HD 91324

Observation data Epoch J2000 Equinox ICRS
- Constellation: Vela
- Right ascension: 10^{h} 31^{m} 21.82130^{s}
- Declination: −53° 42′ 55.7373″
- Apparent magnitude (V): 4.89

Characteristics
- Spectral type: F9V Fe-0.8 CH-0.7
- B−V color index: 0.500±0.015

Astrometry
- Radial velocity (R_{v}): +21.37±0.20 km/s
- Proper motion (μ): RA: −420.131 mas/yr Dec.: +209.450 mas/yr
- Parallax (π): 45.6124±0.1682 mas
- Distance: 71.5 ± 0.3 ly (21.92 ± 0.08 pc)
- Absolute magnitude (M_{V}): 3.20

Details

HD 91324 A
- Mass: 1.18 M_{☉}
- Radius: 1.86±0.06 R_{☉}
- Luminosity: 4.55 L_{☉}
- Surface gravity (log g): 3.97±0.10 cgs
- Temperature: 6,127±70 K
- Metallicity [Fe/H]: −0.27±0.06 dex
- Rotational velocity (v sin i): 8.8±0.6 km/s
- Age: 3.52±1.08 Gyr
- Other designations: CD−53°3569, GJ 397.2, GJ 9332, HD 91324, HIP 51523, HR 4134, SAO 238146

Database references
- SIMBAD: data

= HD 91324 =

Star in the constellation Vela

HD 91324 is a likely binary star system in the southern constellation of Vela. It is visible to the naked eye with an apparent visual magnitude of 4.89. The distance to HD 91324, as determined from its annual parallax shift of 45.6 mas, is 71.5 light years. It is moving further from the Earth with a heliocentric radial velocity of +21 km/s.

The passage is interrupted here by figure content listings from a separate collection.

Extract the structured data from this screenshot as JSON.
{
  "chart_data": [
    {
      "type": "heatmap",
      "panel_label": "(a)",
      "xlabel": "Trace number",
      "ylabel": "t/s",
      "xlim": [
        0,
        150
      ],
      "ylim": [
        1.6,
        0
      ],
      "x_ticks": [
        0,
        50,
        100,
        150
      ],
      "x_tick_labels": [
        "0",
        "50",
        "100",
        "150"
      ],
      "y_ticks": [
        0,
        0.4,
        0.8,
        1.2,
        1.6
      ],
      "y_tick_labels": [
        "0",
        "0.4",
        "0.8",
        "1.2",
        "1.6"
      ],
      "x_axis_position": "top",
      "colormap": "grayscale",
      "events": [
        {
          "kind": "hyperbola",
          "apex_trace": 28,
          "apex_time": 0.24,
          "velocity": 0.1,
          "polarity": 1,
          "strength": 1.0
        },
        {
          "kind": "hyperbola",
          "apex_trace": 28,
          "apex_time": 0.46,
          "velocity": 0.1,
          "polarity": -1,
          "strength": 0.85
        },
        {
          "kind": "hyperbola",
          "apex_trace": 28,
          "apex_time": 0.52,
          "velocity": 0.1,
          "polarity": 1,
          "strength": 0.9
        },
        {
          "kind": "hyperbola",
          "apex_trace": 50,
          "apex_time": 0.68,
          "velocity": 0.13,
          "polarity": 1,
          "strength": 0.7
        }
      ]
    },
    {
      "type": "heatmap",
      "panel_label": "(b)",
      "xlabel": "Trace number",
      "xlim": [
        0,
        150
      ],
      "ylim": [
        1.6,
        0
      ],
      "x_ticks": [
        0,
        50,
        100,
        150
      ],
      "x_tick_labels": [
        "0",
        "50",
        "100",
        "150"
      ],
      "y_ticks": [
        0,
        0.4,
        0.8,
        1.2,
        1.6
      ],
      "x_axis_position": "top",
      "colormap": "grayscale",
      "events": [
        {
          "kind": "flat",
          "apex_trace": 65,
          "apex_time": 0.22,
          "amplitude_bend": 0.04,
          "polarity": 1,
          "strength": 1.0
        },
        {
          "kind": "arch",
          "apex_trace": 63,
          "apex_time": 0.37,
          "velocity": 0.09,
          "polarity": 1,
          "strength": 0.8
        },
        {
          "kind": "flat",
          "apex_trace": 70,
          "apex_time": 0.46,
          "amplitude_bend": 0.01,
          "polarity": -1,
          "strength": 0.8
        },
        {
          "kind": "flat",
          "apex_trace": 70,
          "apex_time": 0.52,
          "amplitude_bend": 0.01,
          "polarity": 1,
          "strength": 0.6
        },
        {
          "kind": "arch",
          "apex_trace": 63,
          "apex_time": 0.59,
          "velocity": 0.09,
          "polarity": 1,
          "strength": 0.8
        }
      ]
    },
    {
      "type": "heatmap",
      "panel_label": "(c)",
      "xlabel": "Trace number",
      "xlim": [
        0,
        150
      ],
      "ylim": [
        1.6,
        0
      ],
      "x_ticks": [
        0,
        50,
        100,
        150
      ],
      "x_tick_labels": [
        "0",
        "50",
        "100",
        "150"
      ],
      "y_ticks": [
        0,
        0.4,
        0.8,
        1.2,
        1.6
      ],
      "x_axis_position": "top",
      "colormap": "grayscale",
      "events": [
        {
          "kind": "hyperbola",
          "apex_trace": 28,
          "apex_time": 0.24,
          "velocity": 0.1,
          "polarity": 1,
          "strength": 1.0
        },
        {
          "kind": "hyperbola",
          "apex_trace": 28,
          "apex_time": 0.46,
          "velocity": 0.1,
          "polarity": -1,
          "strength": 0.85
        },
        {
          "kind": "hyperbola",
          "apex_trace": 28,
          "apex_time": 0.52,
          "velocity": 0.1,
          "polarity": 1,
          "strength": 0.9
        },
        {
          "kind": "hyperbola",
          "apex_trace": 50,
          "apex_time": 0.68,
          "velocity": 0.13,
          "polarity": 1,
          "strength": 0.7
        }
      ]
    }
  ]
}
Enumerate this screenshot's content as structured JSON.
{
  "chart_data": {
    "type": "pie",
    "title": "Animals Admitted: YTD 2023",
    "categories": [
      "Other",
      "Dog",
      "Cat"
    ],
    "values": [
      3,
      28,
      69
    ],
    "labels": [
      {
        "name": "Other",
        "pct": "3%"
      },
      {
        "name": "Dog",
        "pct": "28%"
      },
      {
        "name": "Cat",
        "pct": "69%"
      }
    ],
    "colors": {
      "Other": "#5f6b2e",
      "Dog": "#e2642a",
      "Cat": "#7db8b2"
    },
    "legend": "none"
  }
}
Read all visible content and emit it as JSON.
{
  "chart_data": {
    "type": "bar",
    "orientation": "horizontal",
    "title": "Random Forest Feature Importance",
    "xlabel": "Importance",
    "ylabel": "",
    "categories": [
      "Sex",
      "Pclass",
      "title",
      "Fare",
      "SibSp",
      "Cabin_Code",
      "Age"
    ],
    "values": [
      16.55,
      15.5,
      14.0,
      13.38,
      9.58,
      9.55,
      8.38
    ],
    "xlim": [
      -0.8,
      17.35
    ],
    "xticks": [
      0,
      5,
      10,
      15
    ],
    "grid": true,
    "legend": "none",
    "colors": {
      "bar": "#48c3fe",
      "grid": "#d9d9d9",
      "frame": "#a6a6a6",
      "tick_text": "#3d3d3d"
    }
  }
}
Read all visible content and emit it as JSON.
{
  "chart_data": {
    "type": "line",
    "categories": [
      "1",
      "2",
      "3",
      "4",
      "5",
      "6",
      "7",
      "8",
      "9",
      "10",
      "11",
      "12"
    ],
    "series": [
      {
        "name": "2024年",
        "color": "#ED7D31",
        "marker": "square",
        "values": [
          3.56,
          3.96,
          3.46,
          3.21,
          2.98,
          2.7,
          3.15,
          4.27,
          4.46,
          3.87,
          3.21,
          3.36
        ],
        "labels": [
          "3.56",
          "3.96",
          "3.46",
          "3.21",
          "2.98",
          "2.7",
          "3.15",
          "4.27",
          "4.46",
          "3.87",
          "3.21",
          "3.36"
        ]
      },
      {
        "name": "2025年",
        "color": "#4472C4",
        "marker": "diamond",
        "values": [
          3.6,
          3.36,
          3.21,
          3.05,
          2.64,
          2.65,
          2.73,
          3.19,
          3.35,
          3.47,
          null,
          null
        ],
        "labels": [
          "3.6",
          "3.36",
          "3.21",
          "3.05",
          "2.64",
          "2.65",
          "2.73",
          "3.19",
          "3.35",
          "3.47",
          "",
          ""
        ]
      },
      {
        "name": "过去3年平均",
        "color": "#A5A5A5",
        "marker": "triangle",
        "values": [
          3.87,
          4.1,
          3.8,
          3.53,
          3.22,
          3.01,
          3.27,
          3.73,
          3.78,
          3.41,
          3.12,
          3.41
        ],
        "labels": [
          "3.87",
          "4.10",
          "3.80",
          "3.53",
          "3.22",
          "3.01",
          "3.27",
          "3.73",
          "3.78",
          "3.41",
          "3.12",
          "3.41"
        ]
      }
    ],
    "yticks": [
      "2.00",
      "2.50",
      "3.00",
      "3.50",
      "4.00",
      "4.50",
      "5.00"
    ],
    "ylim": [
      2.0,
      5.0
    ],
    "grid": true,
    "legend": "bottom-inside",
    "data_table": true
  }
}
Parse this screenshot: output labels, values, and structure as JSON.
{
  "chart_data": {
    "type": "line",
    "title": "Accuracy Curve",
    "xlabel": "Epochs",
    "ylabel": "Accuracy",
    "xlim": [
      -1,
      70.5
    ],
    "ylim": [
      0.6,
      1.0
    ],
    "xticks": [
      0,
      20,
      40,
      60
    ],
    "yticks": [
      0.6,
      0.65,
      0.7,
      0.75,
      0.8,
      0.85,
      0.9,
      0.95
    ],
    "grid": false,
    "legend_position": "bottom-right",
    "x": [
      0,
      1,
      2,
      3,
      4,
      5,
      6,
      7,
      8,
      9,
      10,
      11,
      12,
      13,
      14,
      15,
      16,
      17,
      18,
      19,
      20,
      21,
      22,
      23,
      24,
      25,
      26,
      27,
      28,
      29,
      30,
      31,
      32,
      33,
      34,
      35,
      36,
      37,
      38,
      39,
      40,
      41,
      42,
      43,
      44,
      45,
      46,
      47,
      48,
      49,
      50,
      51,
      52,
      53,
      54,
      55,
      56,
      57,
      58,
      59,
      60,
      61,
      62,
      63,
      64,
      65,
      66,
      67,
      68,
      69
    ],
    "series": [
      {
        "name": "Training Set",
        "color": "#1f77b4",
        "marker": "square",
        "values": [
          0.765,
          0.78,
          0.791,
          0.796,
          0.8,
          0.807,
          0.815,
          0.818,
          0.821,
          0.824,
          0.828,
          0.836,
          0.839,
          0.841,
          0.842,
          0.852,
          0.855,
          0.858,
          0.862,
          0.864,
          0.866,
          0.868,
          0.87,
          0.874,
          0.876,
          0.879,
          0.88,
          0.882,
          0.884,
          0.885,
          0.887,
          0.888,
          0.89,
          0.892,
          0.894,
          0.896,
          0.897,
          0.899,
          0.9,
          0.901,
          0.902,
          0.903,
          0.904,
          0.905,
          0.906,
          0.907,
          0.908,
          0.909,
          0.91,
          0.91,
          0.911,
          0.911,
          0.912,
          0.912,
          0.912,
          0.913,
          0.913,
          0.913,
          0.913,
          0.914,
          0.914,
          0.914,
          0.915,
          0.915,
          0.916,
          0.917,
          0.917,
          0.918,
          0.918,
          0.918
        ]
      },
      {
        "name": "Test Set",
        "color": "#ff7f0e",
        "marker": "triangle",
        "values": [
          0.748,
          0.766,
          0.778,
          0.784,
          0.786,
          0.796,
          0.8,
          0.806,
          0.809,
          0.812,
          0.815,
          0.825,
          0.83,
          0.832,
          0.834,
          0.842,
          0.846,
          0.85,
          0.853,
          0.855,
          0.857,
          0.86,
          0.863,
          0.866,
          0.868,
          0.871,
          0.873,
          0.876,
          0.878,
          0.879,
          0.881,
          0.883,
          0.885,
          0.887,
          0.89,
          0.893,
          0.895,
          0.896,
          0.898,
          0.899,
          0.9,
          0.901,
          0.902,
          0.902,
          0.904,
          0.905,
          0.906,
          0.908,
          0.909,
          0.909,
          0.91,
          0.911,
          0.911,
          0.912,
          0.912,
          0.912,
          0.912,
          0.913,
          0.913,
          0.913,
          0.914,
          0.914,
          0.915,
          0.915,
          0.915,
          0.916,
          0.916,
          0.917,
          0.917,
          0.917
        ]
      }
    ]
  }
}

The primary, component A, is a metal-deficient F-type main-sequence star with a stellar classification of F9V Fe-0.8 CH-0.7, where the suffix notation indicates underabundances of iron and methine in its spectrum. It is around 3.5 billion years old and is spinning with a projected rotational velocity of 9 km/s. The star has 1.18 times the mass of the Sun and 1.86 times the Sun's radius. It is radiating 4.55 times the Sun's luminosity from its photosphere at an effective temperature of 6,127 K.

A faint star designated 2MASS J10313234–5338010 was found to be a possible companion to HD 91324 through a proper motion study combining data from the Two Micron All-Sky Survey and the WISE space telescope. The projected separation of the two components is 309 arcsecond, or 6700 AU. Proper motion measurements for the two stars are almost identical making HD 91324 a likely binary star system. The photometry of 2MASS J10313234–5338010 is consistent with it being a red dwarf of spectral type M5 or M6.